Thursday, April 6, 2017

A fab act



This is something I saw for the first time a couple of days ago. The Beatles performing a panto skit based on the "Pyramus and Thisbe" play-within-a-play from Shakespeare's A Midsummer Night's Dream. In a way they're all what you'd expect them to be. Paul is knowingly cute. John hams up the drag part. George has sung onstage but forgets that he needs to project. Ringo comes alive in an animal part.

It's the background that makes it so interesting. They had debuted about a month before on The Ed Sullivan Show, sending them from thriving regional pop act to global rock stars. Not too surprisingly TV producers came to them for help in celebrating Shakespeare's 400th birthday. And yet at this point they're not too big. The audience heckles them, and what's interesting is they expect to be heckled, take it in stride.

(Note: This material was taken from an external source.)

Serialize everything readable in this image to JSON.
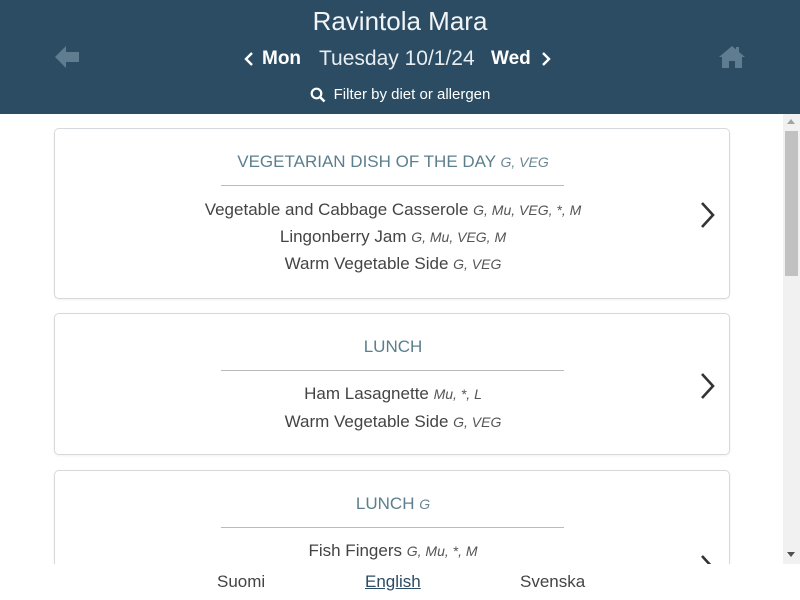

That's a rare sight, especially when you consider in a little over two years they'd retire from the road and embark on a new hermit stage of fame.

Tuesday, April 4, 2017

Tough town

This time, I went into the alcove in the living room where I used to hand-print a newspaper of little neighborhood notes I called "The Flash." It made me the Neighborhood Gossip. But this time I tried much more. As the story had more than one strand, it was complicated and took me over a week. Now, when I finished "The Flash," I took it around to Worship's candy store and asked him to put it on the newsstand. My headline said, "Mother Tried Suicide." Later, I learned that the headline should have been in the present tense: "Mother Tries Suicide." Without looking, Worship said, "Put it out there yourself." He sold candy and booked horse bets. Worship was a small man who wore a gray truck driver's cap down over his forehead and had thick glasses perched on a sharp nose. He was behind the candy counter listening to the race results that came over all afternoon. After each result, he checked a betting sheet to see if any of his players had won anything. His wife, who had short hair and wore the uniform of the candy store owner, a drab dark red buttoned cardigan sweater, noticed my hand-printed "Flash" and said, "Let me see what you got." When I gave it to her, her face was alarmed. "Did this happen today?" she asked. I said no, that it happened last week. "Then it's over," she said. Her face showed no expression as she crumpled up the paper. Usually when she did this with paper, it was bet slips, which she grabbed as police were either just outside or crashing in, and she popped the slips into her mouth, chewed htem up while holding a pack of Wrigley's to the cops. This time, the paper had something totally unimportant on it. A suicide that was a scratch.
With the recent death of Jimmy Breslin, I've started reading his memoir I Want to Thank My Brain for Remembering Me. It's framed by his doctor's diagnosis of an aneurysm that almost killed him a number of years earlier.

Really, though, what's best about it is his description of New York in the time he was growing up and starting out as a journalist. A New York that doesn't seem to be there anymore but maybe, hopefully, lies under the surface, waiting for a chance to awake. (Yes, I know I make it sound like Cthulhu.)

For context, the mother in that headline was his own mother. It's an ineffectual attempt, which may or may not mitigate things.

Sunday, April 2, 2017

Stritches

Ostrich Babies from Open Lens Productions on Vimeo.

Little ones, you take your first awkward steps into the world. Know that in a few years you'll be poised and graceful... Okay, not really, but you'll get by.